Nathalie Becquart analyse les chantiers ouverts par le pape François pour l’Eglise catholique :en sortie vers les périphéries, en réforme vers la synodalité, en discernement vers l’accompagnement de chacun. Cet article constitue aussi une excellente synthèse-minute des divers documents publiés par le pape depuis quelques années.  Religieuse Xavière, congrégation féminine de la spiritualité d’Ignace de Loyola, Nathalie Becquart est également directrice du Service national pour l’évangélisation des jeunes et pour les vocations à la Conférence des évêques de France.

Eglise  catholique - création de la femme (noire) michel ange

Difficile de présenter en quelques lignes l’Église catholique quand le corpus de référence pour tenter d’expliciter le mystère de l’Église dans le monde – en particulier les 16 textes du Concile Vatican II particulièrement fondateurs de la vision actuelle de l’Église catholique – court sur plusieurs centaines de pages… Une manière de nous dire combien ce mystère qu’est l’Église est inépuisable et difficilement réductible à une présentation simple.

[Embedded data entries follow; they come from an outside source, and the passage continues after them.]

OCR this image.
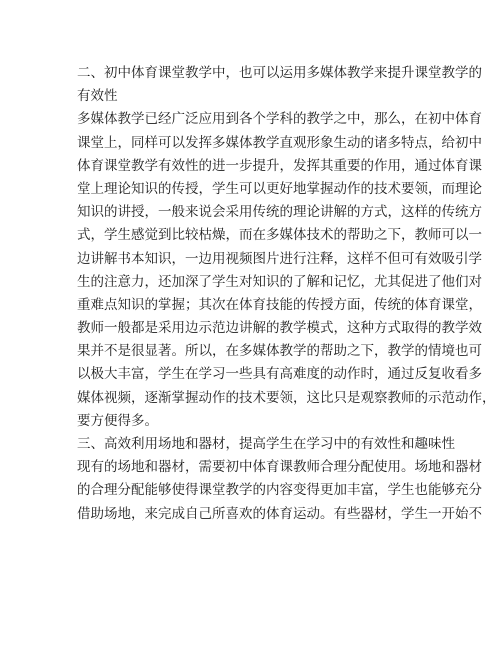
二、初中体育课堂教学中，也可以运用多媒体教学来提升课堂教学的
有效性
多媒体教学已经广泛应用到各个学科的教学之中，那么，在初中体育
课堂上，同样可以发挥多媒体教学直观形象生动的诸多特点，给初中
体育课堂教学有效性的进一步提升，发挥其重要的作用，通过体育课
堂上理论知识的传授，学生可以更好地掌握动作的技术要领，而理论
知识的讲授，一般来说会采用传统的理论讲解的方式，这样的传统方
式，学生感觉到比较枯燥，而在多媒体技术的帮助之下，教师可以一
边讲解书本知识，一边用视频图片进行注释，这样不但可有效吸引学
生的注意力，还加深了学生对知识的了解和记忆，尤其促进了他们对
重难点知识的掌握；其次在体育技能的传授方面，传统的体育课堂，
教师一般都是采用边示范边讲解的教学模式，这种方式取得的教学效
果并不是很显著。所以，在多媒体教学的帮助之下，教学的情境也可
以极大丰富，学生在学习一些具有高难度的动作时，通过反复收看多
媒体视频，逐渐掌握动作的技术要领，这比只是观察教师的示范动作，
要方便得多。
三、高效利用场地和器材，提高学生在学习中的有效性和趣味性
现有的场地和器材，需要初中体育课教师合理分配使用。场地和器材
的合理分配能够使得课堂教学的内容变得更加丰富，学生也能够充分
借助场地，来完成自己所喜欢的体育运动。有些器材，学生一开始不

Cependant, dans notre pays, l’Église catholique aujourd’hui, héritière d’une très longue histoire riche et mouvementée depuis l’évangélisation de la Gaule dans les premiers siècles, est aussi une réalité sociale, visible, dont il nous faut bien rendre compte.

Une première approche consistera tout simplement à regarder dans le glossaire du site officiel de la Conférence des évêques de France la définition donnée au mot Église. « Le terme hébreu kahal signifiant convoquer, l’Église est le rassemblement de tous les baptisés affirmant leur foi en Jésus ressuscité. Organisée en communautés ayant chacune leur structure et regroupée dans des ensembles appelés Église locale. En raison des séparations intervenues au sein du christianisme on distingue l’Église catholique romaine dont le chef spirituel est le pape, les Églises orthodoxes et les Églises issues de la Réforme. » Il est ainsi intéressant de repérer qu’une manière de distinguer l’Église catholique romaine des autres Églises chrétiennes est de souligner la place significative du pape, figure d’unité et d’autorité au service de la communion. Or depuis 5 ans, avec le pape François dont la popularité est forte, l’image de l’Église catholique est sans doute encore plus associée à celle de l’évêque de Rome. Sans doute parce que sa manière d’être homme, chrétien et pasteur, dans un style évangélique au langage simple rejoint particulièrement les aspirations de beaucoup. Ce premier pape non européen, ne sort pas de nulle part. Il a été façonné par sa formation jésuite et par l’Église d’Amérique latine dont il fut une figure majeure. Pour parler de l’Église catholique aujourd’hui en quelques flashs, je tenterai donc d’évoquer quelques aspects des accents donnés par le pape François pour redonner souffle à l’évangélisation en prenant en compte les mutations et réalités du monde actuel.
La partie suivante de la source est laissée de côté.